Remembering how fierce Catherine had been in their relationship, how often she'd fought Father, her own fears, and himself to keep their dreams alive, Vincent thought her grandmother would be proud. “What of your grandfather?”
“He died quite young,” Catherine responded, pinning another leaf to the curtain. “My mother was seven and her sister---my Aunt Jane---was 14.”
“I didn't know you had an aunt,” Vincent said.
“I never told you about Aunt Jane?” Catherine asked.
Vincent shook his head. “She's a college professor in England,” Catherine said. “And she also got a good dose of the family crusty genes. Every few months I get a call from her asking when I'm going to settle down. Dad used to say she had a one-track steamroller. They never did get along.”
Vincent tensed slightly, feeling the ghosts of ancient fears rising within him like a far distant storm. “And what do you tell her?” he asked, hoping his voice sounded calmer than he felt.
Catherine placed the leaf she'd been about to pin to the curtain on a side table instead. She turned to him and placed one small hand on the side of his face. “Vincent, what I tell her is the truth. I'm happy and content in the life I've chosen.”

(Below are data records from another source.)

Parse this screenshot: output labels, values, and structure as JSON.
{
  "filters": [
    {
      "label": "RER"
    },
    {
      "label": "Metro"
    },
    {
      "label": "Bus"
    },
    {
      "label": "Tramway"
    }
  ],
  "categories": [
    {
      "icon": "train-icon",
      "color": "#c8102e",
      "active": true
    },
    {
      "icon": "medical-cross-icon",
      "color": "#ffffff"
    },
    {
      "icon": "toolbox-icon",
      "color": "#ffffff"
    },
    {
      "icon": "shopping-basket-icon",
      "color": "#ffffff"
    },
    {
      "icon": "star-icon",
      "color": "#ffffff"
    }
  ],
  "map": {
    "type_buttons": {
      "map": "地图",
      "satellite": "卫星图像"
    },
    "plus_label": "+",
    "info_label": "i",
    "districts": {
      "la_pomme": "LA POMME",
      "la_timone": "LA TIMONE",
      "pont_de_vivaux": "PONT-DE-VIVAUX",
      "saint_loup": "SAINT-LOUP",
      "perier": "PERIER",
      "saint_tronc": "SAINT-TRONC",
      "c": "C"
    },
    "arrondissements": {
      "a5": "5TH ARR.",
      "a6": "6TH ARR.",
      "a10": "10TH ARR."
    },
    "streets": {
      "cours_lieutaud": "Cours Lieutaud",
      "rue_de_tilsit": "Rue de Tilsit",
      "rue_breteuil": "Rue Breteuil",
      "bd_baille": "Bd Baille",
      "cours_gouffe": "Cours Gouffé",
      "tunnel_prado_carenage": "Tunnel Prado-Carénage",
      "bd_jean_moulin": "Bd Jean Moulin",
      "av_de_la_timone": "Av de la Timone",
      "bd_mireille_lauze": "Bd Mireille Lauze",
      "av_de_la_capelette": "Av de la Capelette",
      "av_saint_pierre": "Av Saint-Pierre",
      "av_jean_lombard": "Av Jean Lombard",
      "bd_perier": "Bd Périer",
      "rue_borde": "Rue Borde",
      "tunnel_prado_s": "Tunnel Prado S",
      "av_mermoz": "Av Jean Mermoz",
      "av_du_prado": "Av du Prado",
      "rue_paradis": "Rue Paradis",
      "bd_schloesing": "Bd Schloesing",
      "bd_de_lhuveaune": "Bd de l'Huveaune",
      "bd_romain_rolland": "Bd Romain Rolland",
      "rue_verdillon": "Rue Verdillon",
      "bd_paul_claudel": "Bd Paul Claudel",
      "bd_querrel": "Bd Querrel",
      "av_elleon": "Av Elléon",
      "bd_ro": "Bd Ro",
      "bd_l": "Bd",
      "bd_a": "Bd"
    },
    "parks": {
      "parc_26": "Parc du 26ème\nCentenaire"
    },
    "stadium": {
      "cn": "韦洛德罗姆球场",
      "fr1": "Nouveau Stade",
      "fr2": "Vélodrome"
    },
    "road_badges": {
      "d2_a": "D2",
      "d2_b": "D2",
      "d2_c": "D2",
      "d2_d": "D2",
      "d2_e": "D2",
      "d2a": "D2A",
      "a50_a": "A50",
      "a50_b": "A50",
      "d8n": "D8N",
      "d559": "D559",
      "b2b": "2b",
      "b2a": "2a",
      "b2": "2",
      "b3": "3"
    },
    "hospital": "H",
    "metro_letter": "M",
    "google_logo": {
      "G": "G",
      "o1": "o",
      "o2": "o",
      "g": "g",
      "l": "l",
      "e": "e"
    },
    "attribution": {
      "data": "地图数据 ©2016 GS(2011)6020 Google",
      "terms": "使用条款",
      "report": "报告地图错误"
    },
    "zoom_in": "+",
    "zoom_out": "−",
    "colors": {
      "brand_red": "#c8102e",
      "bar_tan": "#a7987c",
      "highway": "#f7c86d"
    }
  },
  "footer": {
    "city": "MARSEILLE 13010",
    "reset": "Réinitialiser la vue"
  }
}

It was true, it had always been true; he could feel that through their bond. Whatever obstacles they'd conquered to come to this place in their relationship, he did neither of them a favor by holding on to the shadows of old pain. “I'm sorry,” he said softly, turning his mouth to the palm of her hand and pressing a quick kiss there.
“Don't be,” Catherine smiled. “I did enough questioning for both of us, as you well remember. But all the Aunt Janes in the world can't change what I feel for you. You need to trust that.”
He smelled the rain-fresh scent of her hair and it was a balm to his worries and his fears. Vincent touched the raw silk of her hair and kissed her gently. “I do."